Mise à jour Novembre 2018 : Amazon vient de sortir une nouvelle version de la Kindle paperwhite 2018 que nous avons testé plusieurs jours.

Kindle Paperwhite

Caractéristiques techniques

Contrairement aux tablettes tactiles, les liseuses n’ont pas besoin d’une puissance énorme pour fonctionner correctement.
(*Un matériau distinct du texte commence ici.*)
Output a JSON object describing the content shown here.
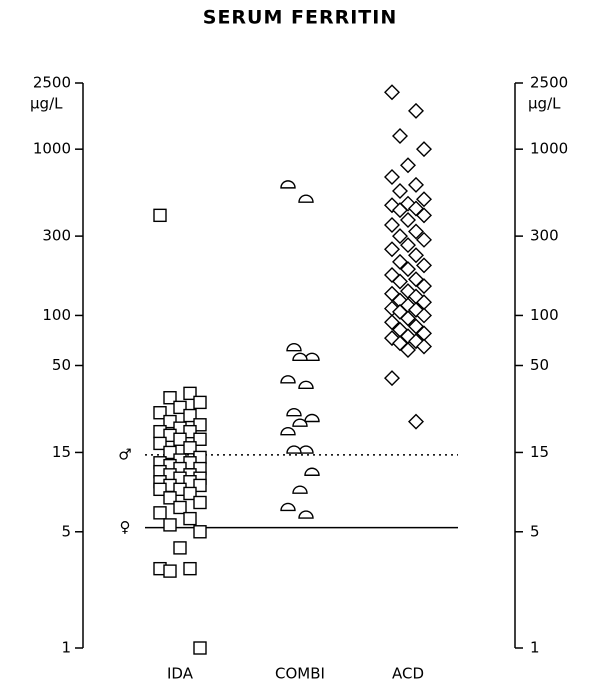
{
  "chart_data": {
    "type": "strip",
    "title": "SERUM FERRITIN",
    "y_unit": "µg/L",
    "log_scale": true,
    "categories": [
      "IDA",
      "COMBI",
      "ACD"
    ],
    "markers": [
      "square",
      "half-circle",
      "diamond"
    ],
    "color": "#000000",
    "ylim": [
      1,
      2500
    ],
    "yticks": [
      1,
      5,
      15,
      50,
      100,
      300,
      1000,
      2500
    ],
    "reference_lines": [
      {
        "value": 14.5,
        "label": "♂",
        "style": "dotted"
      },
      {
        "value": 5.3,
        "label": "♀",
        "style": "solid"
      }
    ],
    "values": [
      [
        400,
        34,
        32,
        30,
        28,
        26,
        25,
        23,
        22,
        21,
        20,
        20,
        19,
        18,
        18,
        17,
        16,
        15,
        14,
        13.5,
        13,
        13,
        12.5,
        12,
        12,
        11.5,
        11,
        11,
        10.5,
        10.5,
        10,
        10,
        9.5,
        9.5,
        9,
        9,
        8.5,
        8,
        7.5,
        7,
        6.5,
        6,
        5.5,
        5,
        4,
        3,
        3,
        2.9,
        1
      ],
      [
        610,
        500,
        64,
        56,
        56,
        41,
        38,
        26,
        24,
        22.5,
        20,
        15.5,
        15.5,
        11.4,
        8.9,
        7,
        6.3
      ],
      [
        2200,
        1700,
        1200,
        1000,
        800,
        680,
        610,
        560,
        500,
        470,
        460,
        440,
        430,
        400,
        375,
        350,
        320,
        300,
        285,
        265,
        250,
        230,
        210,
        200,
        190,
        175,
        165,
        160,
        150,
        140,
        135,
        130,
        123,
        120,
        115,
        110,
        108,
        105,
        100,
        96,
        91,
        86,
        82,
        78,
        75,
        73,
        70,
        68,
        65,
        62,
        42,
        23
      ]
    ]
  }
}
L’objectif des constructeurs est plutôt de proposer du matériel avec une bonne autonomie et surtout un écran agréable à utiliser. Dans le monde des liseuses, Amazon dispose déjà d’une certaine expérience et offre ici ce qui se fait de mieux. L’écran tactile de 6″ dispose d’une belle résolution de 300 ppp, plus élevée que l’ancienne mouture. Comme toutes les machines de ce type, il utilise la technologie de l’encre électronique. Monochrome, il utilise 16 niveaux de gris (et pas 50 nuances de Grey !). Nous y reviendrons plus en détail dans la suite de ce test.

Kindle Paperwhite
La boite est sobre, tout comme la liseuse qu’elle renferme.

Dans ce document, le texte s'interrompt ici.